Altered states of consciousness seem to be a common aspect to religion. Sometimes religion attracts believers due to promises about the afterlife or by simply being the cultural status quo, but other times, powerful subjective experiences lead a person to convert to a religion or stay with a religion.
The nature of these types of experience seem to differ substantially from person to person, and seem to be brought on by various ways from prayer, or meditation, or dancing, or substances, or rituals, or hypnosis, or trauma, or out of nowhere. Some of them are measurable. Some of them can occur to non-religious people as well. They seem to occur to people of various levels of intelligence, knowledge, cultural background, personality type, etc. They also seem to have occurred stretching far back into prehistory.
Altered states of consciousness are a foreign concept to me, except for the standard sleep vs. wakefulness cycle. I don't really understand altered states of consciousness, apart from reading scientific literature, but it does seem that a majority of people have had some type of this at some point.
Have you experienced any sort of religious or secular altered state of consciousness, like a mystical experience, or union with deities, or hypnosis, or a trance of some sort? If so, for what purpose did you seek it (if you sought it at all), what was it like, is it replicable, and in what way do you interpret it?

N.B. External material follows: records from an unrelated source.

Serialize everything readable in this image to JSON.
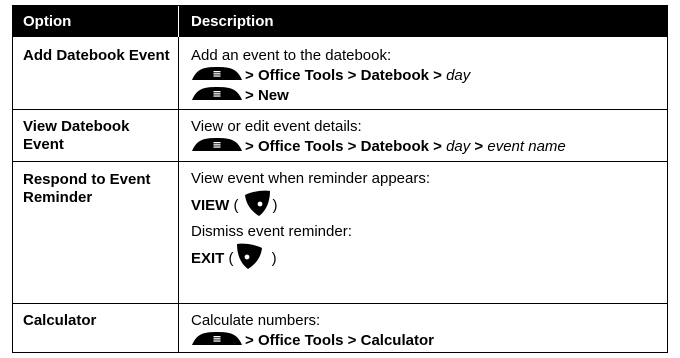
{
  "header": {
    "option": "Option",
    "description": "Description"
  },
  "rows": [
    {
      "option": "Add Datebook Event",
      "desc_line1": "Add an event to the datebook:",
      "path1": {
        "sep1": "> ",
        "a": "Office Tools",
        "sep2": " > ",
        "b": "Datebook",
        "sep3": " > ",
        "c": "day"
      },
      "path2": {
        "sep1": "> ",
        "a": "New"
      }
    },
    {
      "option": "View Datebook Event",
      "desc_line1": "View or edit event details:",
      "path1": {
        "sep1": "> ",
        "a": "Office Tools",
        "sep2": " > ",
        "b": "Datebook",
        "sep3": " > ",
        "c": "day",
        "sep4": " > ",
        "d": "event name"
      }
    },
    {
      "option": "Respond to Event Reminder",
      "desc_line1": "View event when reminder appears:",
      "key1_label": "VIEW",
      "key1_open": " (",
      "key1_close": ")",
      "desc_line2": "Dismiss event reminder:",
      "key2_label": "EXIT",
      "key2_open": " (",
      "key2_close": " )"
    },
    {
      "option": "Calculator",
      "desc_line1": "Calculate numbers:",
      "path1": {
        "sep1": "> ",
        "a": "Office Tools",
        "sep2": " > ",
        "b": "Calculator"
      }
    }
  ],
  "icons": {
    "menu_key": "menu-key-icon",
    "right_soft_key": "right-soft-key-icon",
    "left_soft_key": "left-soft-key-icon"
  }
}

Edit: While posting in the thread is the easiest method, if you'd prefer to share your story over a private message, that is welcomed as well. A few members have contacted me via PM regarding this thread, wishing to share their story there instead of publicly.
Sure, plenty of times. I've done various kinds of Kabbalistic meditation to achieve trance states (with several notable successes), and when I was younger, I did three vision quests with the aid of fasting purification and natural hallucinogens.
In the vision quests, the one that was strongest, and had the most "visions" was the one I did with a combo of mescaline and opium. Some amazing visions, very intense, and it was the one I did with most intent of seeking. At that time in my life I was not observing Judaism, and was trying to decide what I should be, how I should structure my life in terms of a framework of spiritual development and moral behavior. I vision quested with the aim in mind of seeking answers to those questions. I didn't really find any final answers, but it cleared a lot of things up for me, even just in terms of what to avoid. My friend and I fasted for three days, went out to the wilderness, took the peyote, smoked the opium, and tripped hard. It was definitely one of the times I really felt like I wasn't just enjoying some mental special effects, but that (as Huxley put it) the doors of perception had opened, and I was able to interact with the world at a different level, and seek wisdom from supernatural sources.
I don't feel comfortable sharing more specific details about that one, though you can PM me if you're really interested.
The other two vision quests were with the aid of some very potent shrooms and a little good weed. These were way less intense, but were very helpful. One was in the countryside, one in town, both with the same friend, with the aim of trying to get any kind of sense of the energy of the divine in the world.
I felt an incredible sense of connection to everything. It was an amazing sense of comprehending how everything, living and nonliving, was joined by the thread of a common energy that whispered through the world like a pulse beat, and at the same time understanding that what I felt was the merest shadow, the most surface of shallow beginnings, of what really underlay the universe as we usually perceive it. It was like pulling back a curtain enough to see the shadow cast by someone standing on the other side, enough of a shadow to realize that they were absolutely huge. And yet I felt something that transcended the usual euphoria of such trips: a sense of being loved, of being touched by tolerant amusement and affection. I felt like I could sense that God knew what I was doing, and appreciated the sentiment, in the way that we are both amused by and appreciative of sometimes reckless childish enthusiasm in the very young.
The Kabbalistic meditation came much later, after considerable growth and study on my part, and without the aid of substances. Unless you count light fasting and trance music as a substance. I use a free-flowing combination of pranayama breath work, Kabbalistic mantra meditation, and deep visualization. Mostly I do it for inner peace and balance, but if I go long enough, I can usually make it to a light trance state. What I've perceived using this method has been different at different times, but it is always a sense of joyful closeness, of perceiving the warmth of divine presence as though separated by just a light screen or curtain. And as for the rest of what I perceived, I'm not sure I can put that into English words: it needs the language of Kabbalah.
But, again, I'm happy to try and go into more detail if you like.